The three-stage rocket lifted off from historic Launch Pad No. 1 at the Baikonur Cosmodrome in Kazakhstan at 1131 GMT (6:31 a.m. EST; 5:31 p.m. Baikonur time) with Russian commander Oleg Kononenko in the center seat, flanked on the left by Canadian Space Agency flight engineer David Saint-Jacques, and on the right by NASA astronaut Anne McClain.
Less than nine minutes later, the Soyuz third stage released the three-person crew in their Soyuz MS-11 spacecraft, putting the trio on track to dock with the station’s Poisk module around six hours into the mission.
Kononenko, Saint-Jacques and McClain are scheduled to remain on the station until some time next year, with the final duration of their expedition still unclear as Russia and NASA officials continue re-planning space station missions in the aftermath of a Soyuz launch abort Oct. 11, which cut short the flight of a two-man crew.
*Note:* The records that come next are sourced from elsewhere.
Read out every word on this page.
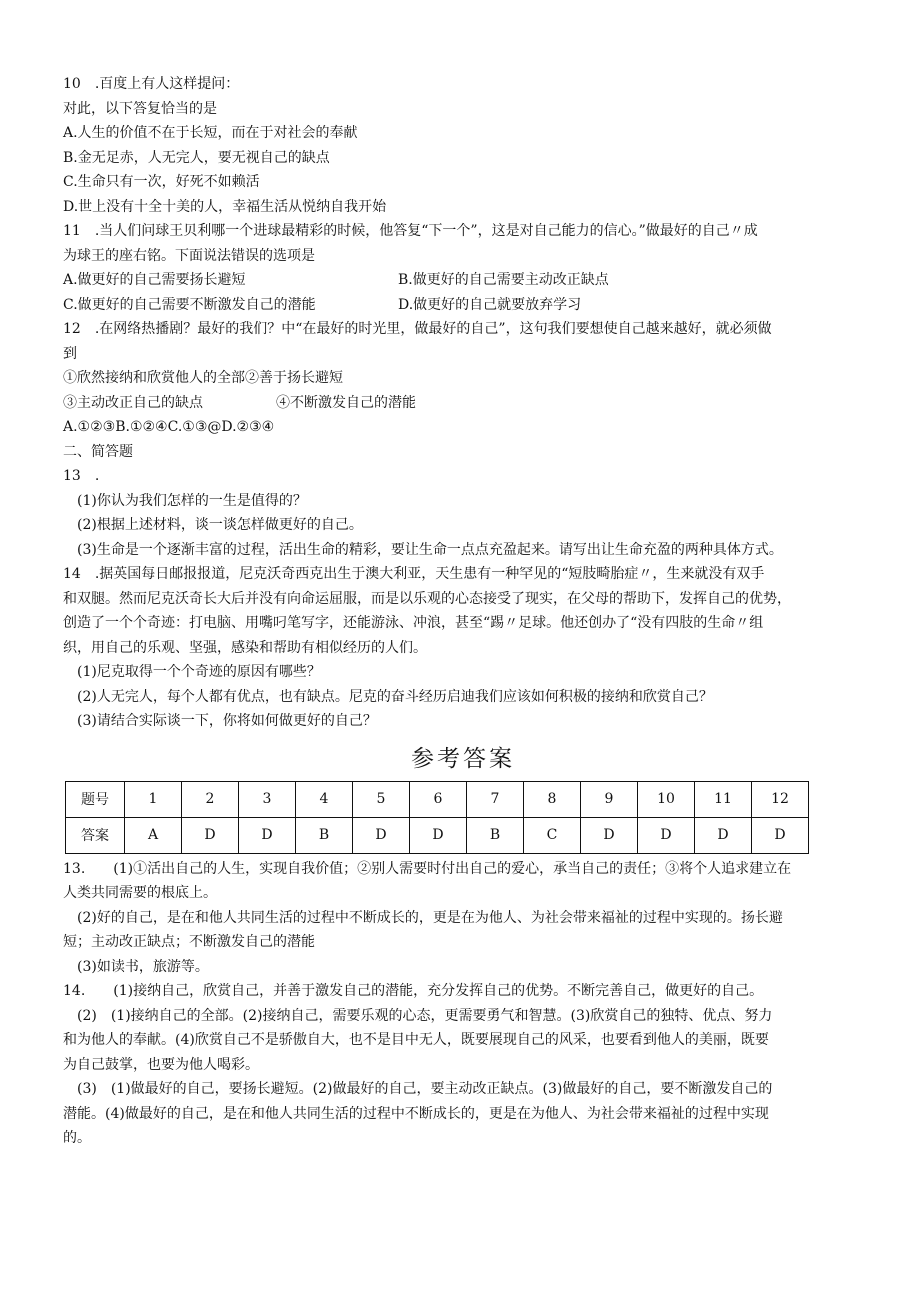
10　.百度上有人这样提问：
对此，以下答复恰当的是
A.人生的价值不在于长短，而在于对社会的奉献
B.金无足赤，人无完人，要无视自己的缺点
C.生命只有一次，好死不如赖活
D.世上没有十全十美的人，幸福生活从悦纳自我开始
11　.当人们问球王贝利哪一个进球最精彩的时候，他答复“下一个”，这是对自己能力的信心。”做最好的自己〃成
为球王的座右铭。下面说法错误的选项是
A.做更好的自己需要扬长避短	B.做更好的自己需要主动改正缺点
C.做更好的自己需要不断激发自己的潜能	D.做更好的自己就要放弃学习
12　.在网络热播剧？最好的我们？中“在最好的时光里，做最好的自己”，这句我们要想使自己越来越好，就必须做
到
①欣然接纳和欣赏他人的全部②善于扬长避短
③主动改正自己的缺点	④不断激发自己的潜能
A.①②③B.①②④C.①③@D.②③④
二、简答题
13　.
(1)你认为我们怎样的一生是值得的？
(2)根据上述材料，谈一谈怎样做更好的自己。
(3)生命是一个逐渐丰富的过程，活出生命的精彩，要让生命一点点充盈起来。请写出让生命充盈的两种具体方式。
14　.据英国每日邮报报道，尼克沃奇西克出生于澳大利亚，天生患有一种罕见的“短肢畸胎症〃，生来就没有双手
和双腿。然而尼克沃奇长大后并没有向命运屈服，而是以乐观的心态接受了现实，在父母的帮助下，发挥自己的优势，
创造了一个个奇迹：打电脑、用嘴叼笔写字，还能游泳、冲浪，甚至“踢〃足球。他还创办了“没有四肢的生命〃组
织，用自己的乐观、坚强，感染和帮助有相似经历的人们。
(1)尼克取得一个个奇迹的原因有哪些？
(2)人无完人，每个人都有优点，也有缺点。尼克的奋斗经历启迪我们应该如何积极的接纳和欣赏自己？
(3)请结合实际谈一下，你将如何做更好的自己？
参考答案
题号	1	2	3	4	5	6	7	8	9	10	11	12
答案	A	D	D	B	D	D	B	C	D	D	D	D
13.　　(1)①活出自己的人生，实现自我价值；②别人需要时付出自己的爱心，承当自己的责任；③将个人追求建立在
人类共同需要的根底上。
(2)好的自己，是在和他人共同生活的过程中不断成长的，更是在为他人、为社会带来福祉的过程中实现的。扬长避
短；主动改正缺点；不断激发自己的潜能
(3)如读书，旅游等。
14.　　(1)接纳自己，欣赏自己，并善于激发自己的潜能，充分发挥自己的优势。不断完善自己，做更好的自己。
(2)　(1)接纳自己的全部。(2)接纳自己，需要乐观的心态，更需要勇气和智慧。(3)欣赏自己的独特、优点、努力
和为他人的奉献。(4)欣赏自己不是骄傲自大，也不是目中无人，既要展现自己的风采，也要看到他人的美丽，既要
为自己鼓掌，也要为他人喝彩。
(3)　(1)做最好的自己，要扬长避短。(2)做最好的自己，要主动改正缺点。(3)做最好的自己，要不断激发自己的
潜能。(4)做最好的自己，是在和他人共同生活的过程中不断成长的，更是在为他人、为社会带来福祉的过程中实现
的。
That left the station with three residents on-board for an extended period.
The fresh crew launched Monday will bring the station’s crew complement back to six until Dec. 20, when the current residents are due to return to Earth.
The launch of the Soyuz MS-11 spacecraft Monday marked the first crew flight to blast off since the dramatic Oct. 11 abort, which Russian investigators blamed on a deformed sensor in the separation system of the rocket’s first stage boosters, causing a botched jettison of one of the four strap-on engine blocks.